Die Landstem
- Type: Weekly newspaper
- Format: Broadsheet
- Publisher: Die Landstem (Eindoms) Beperk
- Editor: Piet Beukes
- Founded: 1950
- Ceased publication: 1969
- Language: Afrikaans
- Headquarters: Cape Town

= Die Landstem =

South African ex-newspaper

Die Landstem was a weekly Afrikaans newspaper published in South Africa. It began in 1950 and ended circulation in 1969.

==History==
The newspaper was first published in Cape Town on 4 July 1950. It published in Afrikaans and was released weekly on Wednesday mornings in Cape Town while the same issue released in Johannesburg on Thursday mornings.
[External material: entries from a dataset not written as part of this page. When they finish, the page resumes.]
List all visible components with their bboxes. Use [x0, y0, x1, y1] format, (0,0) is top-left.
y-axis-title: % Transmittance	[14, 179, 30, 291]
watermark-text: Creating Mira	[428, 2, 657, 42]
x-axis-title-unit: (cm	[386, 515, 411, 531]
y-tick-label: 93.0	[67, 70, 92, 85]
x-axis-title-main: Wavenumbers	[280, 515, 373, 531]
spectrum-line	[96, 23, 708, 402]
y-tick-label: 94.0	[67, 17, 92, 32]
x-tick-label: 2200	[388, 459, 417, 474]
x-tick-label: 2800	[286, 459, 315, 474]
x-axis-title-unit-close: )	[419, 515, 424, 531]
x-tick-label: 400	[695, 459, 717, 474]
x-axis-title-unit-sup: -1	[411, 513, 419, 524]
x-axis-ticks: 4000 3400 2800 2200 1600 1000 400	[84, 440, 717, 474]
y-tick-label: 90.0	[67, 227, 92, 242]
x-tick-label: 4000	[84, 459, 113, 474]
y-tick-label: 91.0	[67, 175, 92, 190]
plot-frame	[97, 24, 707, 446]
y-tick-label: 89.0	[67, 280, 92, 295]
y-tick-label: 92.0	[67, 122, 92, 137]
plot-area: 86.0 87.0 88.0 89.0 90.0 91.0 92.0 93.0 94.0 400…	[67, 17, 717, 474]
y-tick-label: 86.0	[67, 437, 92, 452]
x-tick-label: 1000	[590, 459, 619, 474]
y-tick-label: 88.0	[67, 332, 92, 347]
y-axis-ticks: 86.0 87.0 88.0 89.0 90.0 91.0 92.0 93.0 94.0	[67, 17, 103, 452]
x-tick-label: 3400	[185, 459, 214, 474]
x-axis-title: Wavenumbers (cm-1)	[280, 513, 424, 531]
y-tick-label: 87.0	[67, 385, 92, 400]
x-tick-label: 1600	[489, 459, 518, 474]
At its time it was largest Afrikaner language newspaper and was distributed as far as South-West Africa, Rhodesia, and Zambia. It maintained a non-political stance to Afrikaner politics supporting no one political party and its political reporting was regarded as unbiased. It increased its circulation by including the weekly magazine Naweek. In 1955, it published a monthly women's magazine in Afrikaans called Mense.

It published special features and made good use of photos and could be described as a tabloid journalism. It also was responsible for assisting the Miss South Africa competition entry into to the Miss World competition.

It's holding company was Die Landstem (Eindoms) Beperk formed on 16 March 1951. In 1967, the newspaper became part of Afrikaanse Pers Beperk. By 1969, the newspaper was merged into Dagbreek en Sonagnuus with the latter merging into Die Beeld in 1970 and eventually becoming Rapport.